O mais comum deles é o roster bonus (bônus por estar no elenco). Nesse tipo de bônus, o jogador recebe uma quantia de dinheiro se ainda estiver no time em um determinado ponto de seu contrato. Esses bônus, uma vez satisfeitas suas condições, se tornam garantidos na data prederteminada e, mesmo que o jogador seja dispensado no dia seguinte, devem ser pagos integralmente. Era o que iria acontecer com Peyton Manning em 2012 caso os Colts não o cortassem antes, por exemplo.
O contrato de Andrew Luck contém roster bonus em todos seus anos, a partir de 2017. Se no quinto dia após o começo oficial do calendário da liga ele ainda estiver no plantel do Indianapolis Colts ele receberá uma determinada quantia. Esses valores são: 6 milhões em 2017 e 2018, 12 milhões em 2019, 11 milhões em 2020 e 10 milhões em 2021. Até que suas condições sejam satisfeitas, o valor desses bônus só é garantido por lesão.
Isso quer dizer que, se os Colts cortarem Luck do plantel, por qualquer motivo que não seja lesão, ele nunca verá estes bônus futuros. Bônus também podem ser garantidos por skill – caso o time o corte por não o acharem bom jogador, basicamente – ou por cap – se o time dispensar o jogador para abrir espaço no salary cap. Pode haver, ainda, os bônus por produtividade. 15 sacks na temporada, por exemplo, dão um bônus X.
Dispensas e trocas
Como já vimos, quando um jogador é dispensado, todas as parcelas restantes de seu bônus de assinatura e todos os seus bônus e salários que forem garantidos contra o motivo da dispensa são descontados de uma só vez do salary cap daquele ano. Esse é o chamado dead money, ou “dinheiro morto” – a quantidade de dinheiro que é deduzida do salary cap de um time devido ao contrato de um jogador que já não se encontra mais no elenco daquele time.
Quando o jogador é trocado, algo parecido acontece. O time que trocou o jogador tem todas as parcelas restantes do bônus de assinatura deduzidas imediatamente do seu salary cap. O salário base e os bônus futuros, entretanto, são assumidos pelo time que recebeu o jogador, não importando se são garantidos ou não.
Reestruturação de contratos
Frequentemente lemos notícias dizendo que “jogador X teve seu contrato reestruturado” para abrir espaço no salary cap de um time. Muitas vezes, é dado a entender que tal jogador aceitou uma redução salarial para ajudar sua equipe, quando, na verdade, não é isso que aconteceu. Em geral, quando falamos em reestruturação, estamos falando da transformação do salário base e/ou roster bonus daquele ano em bônus de assinatura. Com isso, o jogador ainda recebe o mesmo valor que receberia antes da reestruturação, mas esse valor passa a ser dividido entre os anos restantes de seu contrato, para fins de cálculo do salary cap.
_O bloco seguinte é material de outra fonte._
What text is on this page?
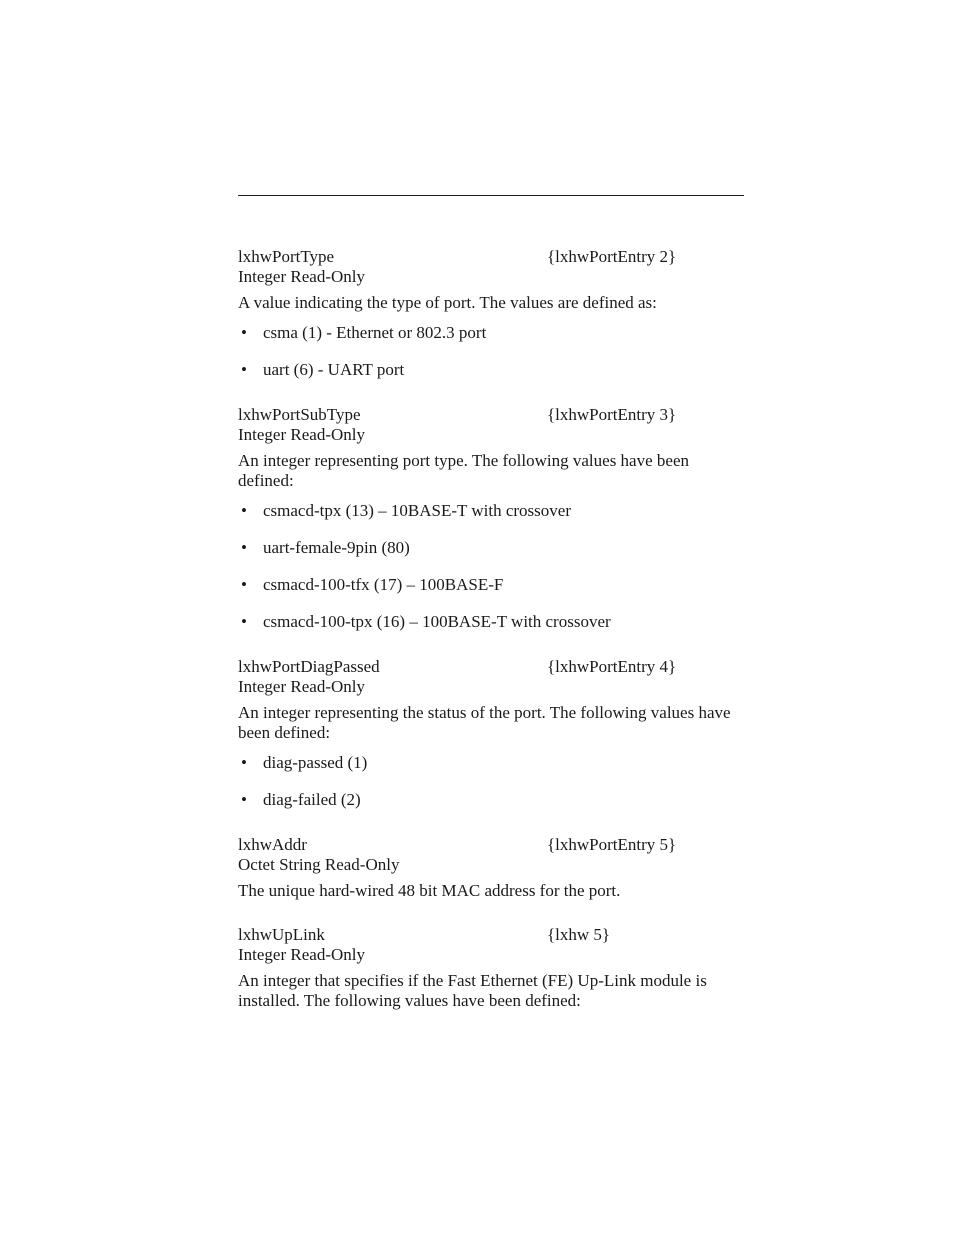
lxhwPortType	{lxhwPortEntry 2}
Integer Read-Only
A value indicating the type of port. The values are defined as:
• csma (1) - Ethernet or 802.3 port
• uart (6) - UART port
lxhwPortSubType	{lxhwPortEntry 3}
Integer Read-Only
An integer representing port type. The following values have been defined:
• csmacd-tpx (13) – 10BASE-T with crossover
• uart-female-9pin (80)
• csmacd-100-tfx (17) – 100BASE-F
• csmacd-100-tpx (16) – 100BASE-T with crossover
lxhwPortDiagPassed	{lxhwPortEntry 4}
Integer Read-Only
An integer representing the status of the port. The following values have been defined:
• diag-passed (1)
• diag-failed (2)
lxhwAddr	{lxhwPortEntry 5}
Octet String Read-Only
The unique hard-wired 48 bit MAC address for the port.
lxhwUpLink	{lxhw 5}
Integer Read-Only
An integer that specifies if the Fast Ethernet (FE) Up-Link module is installed. The following values have been defined:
Exemplifiquemos. Suponha que o citado jogador X tenha assinado um contrato que lhe dá 1 milhão em salário base no primeiro ano, 10 milhões no segundo e mais 10 milhões no terceiro. Além disso, o contrato prevê 15 milhões em bônus de assinatura. Dessa forma, o impacto do jogador no salary cap seria de 6 milhões no primeiro ano, 15 milhões no segundo ano e mais 15 milhões no terceiro. Mas digamos que, após o primeiro ano do jogador X, seu time queira contratar o jogador Y, e precisa criar espaço no cap para isso. O que o general manager do time faz é comunicar ao jogador X que seu contrato será reestruturado, transformando os 10 milhões que ele receberia em salário base naquele ano em bônus de assinatura. Esses 10 milhões, então, são divididos pelo tempo restante no contrato de X – no caso, dois anos. O impacto do contrato de X no salary cap de sua equipe passa a ser de 10 milhões, ao invés de 15, no ano que foi reestruturado – 5 milhões do bônus de assinatura original mais 5 milhões do salário base convertido em bônus de assinatura na reestruturação. Para X, tudo o que muda é que o dinheiro que ele receberia semanalmente como salário naquela temporada, ele receberá tudo de uma vez, antes mesmo de jogar. O problema dessa manobra é que no ano seguinte o impacto do contrato de X no salary cap seria de 20 milhões – 5 do bônus original, 5 do bônus da reestruturação e 10 do salário base.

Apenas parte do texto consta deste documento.